Now all this over-simplifies everything – nothing is other than grey – but the justification for the system that allows workers little put out by the rich and corporate may make them feel better, but it fails any observations I have made over my life.
double ps, it circulates, almost entirely up, it started from the bottom in the first place, it comes down like the rain that came from the oceans, not the other way around
I’m sure you’ve seen me expose that scenario numerous times, wealth comes from jobs not the other way around
the group of people “hanging around” are those looking for work at this particular spot because that’s where they can get work for now, they are waiting to be hired so someone can make money or save money from their labor, you can’t make money without labor there making it for you
I must have missed that.
My point exactly. Nothing happens before the idea and money to pursue it.

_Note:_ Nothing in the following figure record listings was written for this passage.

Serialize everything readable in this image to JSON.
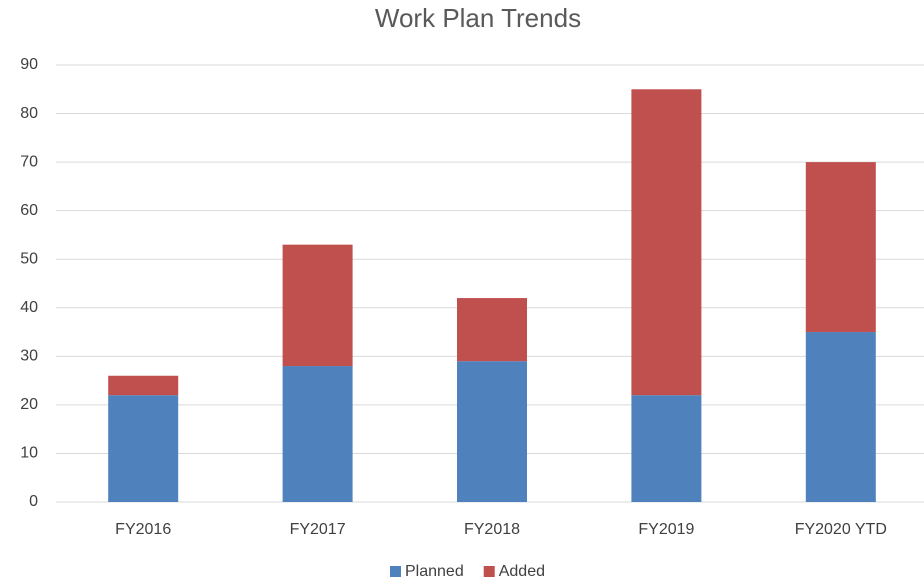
{
  "chart_data": {
    "type": "stacked_bar",
    "title": "Work Plan Trends",
    "categories": [
      "FY2016",
      "FY2017",
      "FY2018",
      "FY2019",
      "FY2020 YTD"
    ],
    "series": [
      {
        "name": "Planned",
        "color": "#4f81bd",
        "values": [
          22,
          28,
          29,
          22,
          35
        ]
      },
      {
        "name": "Added",
        "color": "#c0504d",
        "values": [
          4,
          25,
          13,
          63,
          35
        ]
      }
    ],
    "ylim": [
      0,
      90
    ],
    "yticks": [
      0,
      10,
      20,
      30,
      40,
      50,
      60,
      70,
      80,
      90
    ],
    "grid": true,
    "legend": "bottom"
  }
}
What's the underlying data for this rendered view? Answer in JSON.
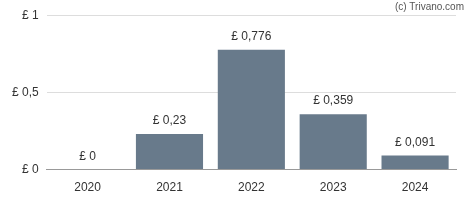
{
  "chart_data": {
    "type": "bar",
    "annotation": "(c) Trivano.com",
    "categories": [
      "2020",
      "2021",
      "2022",
      "2023",
      "2024"
    ],
    "values": [
      0,
      0.23,
      0.776,
      0.359,
      0.091
    ],
    "value_labels": [
      "£ 0",
      "£ 0,23",
      "£ 0,776",
      "£ 0,359",
      "£ 0,091"
    ],
    "data_labels": true,
    "color": "#687a8b",
    "ylim": [
      0,
      1
    ],
    "yticks": [
      {
        "value": 0,
        "label": "£ 0"
      },
      {
        "value": 0.5,
        "label": "£ 0,5"
      },
      {
        "value": 1,
        "label": "£ 1"
      }
    ],
    "grid": true
  }
}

Labor is a natural resource like water, air, or oil. It’s everywhere. Good ideas and the money to pursue them are much more rare and universally required. Even then, most businesses fail.
your point fails
as you have seen time and again, there is no money without jobs, people persue their living with or without money, unless of course you believe nobody ever worked till money came along
you mean ignored it, it was you who helped me create the brutally obvious point;
if you were stranded on an island with a few other people left with nothing at all, no food cloths or shelter, you would have jobs, IMMEDIATLY and you would work for your living, NOBODY would have wealth until you went to work
so you can “miss” it again on the next thread you make believe you missed the point and shill for me again
thanks for the assist once again, see you on the next conversation
Really? You’re going to reduce a group of people to scavenger status and declare that a victory for labor? Apparently then Neanderthals were the first labor movement. Heh.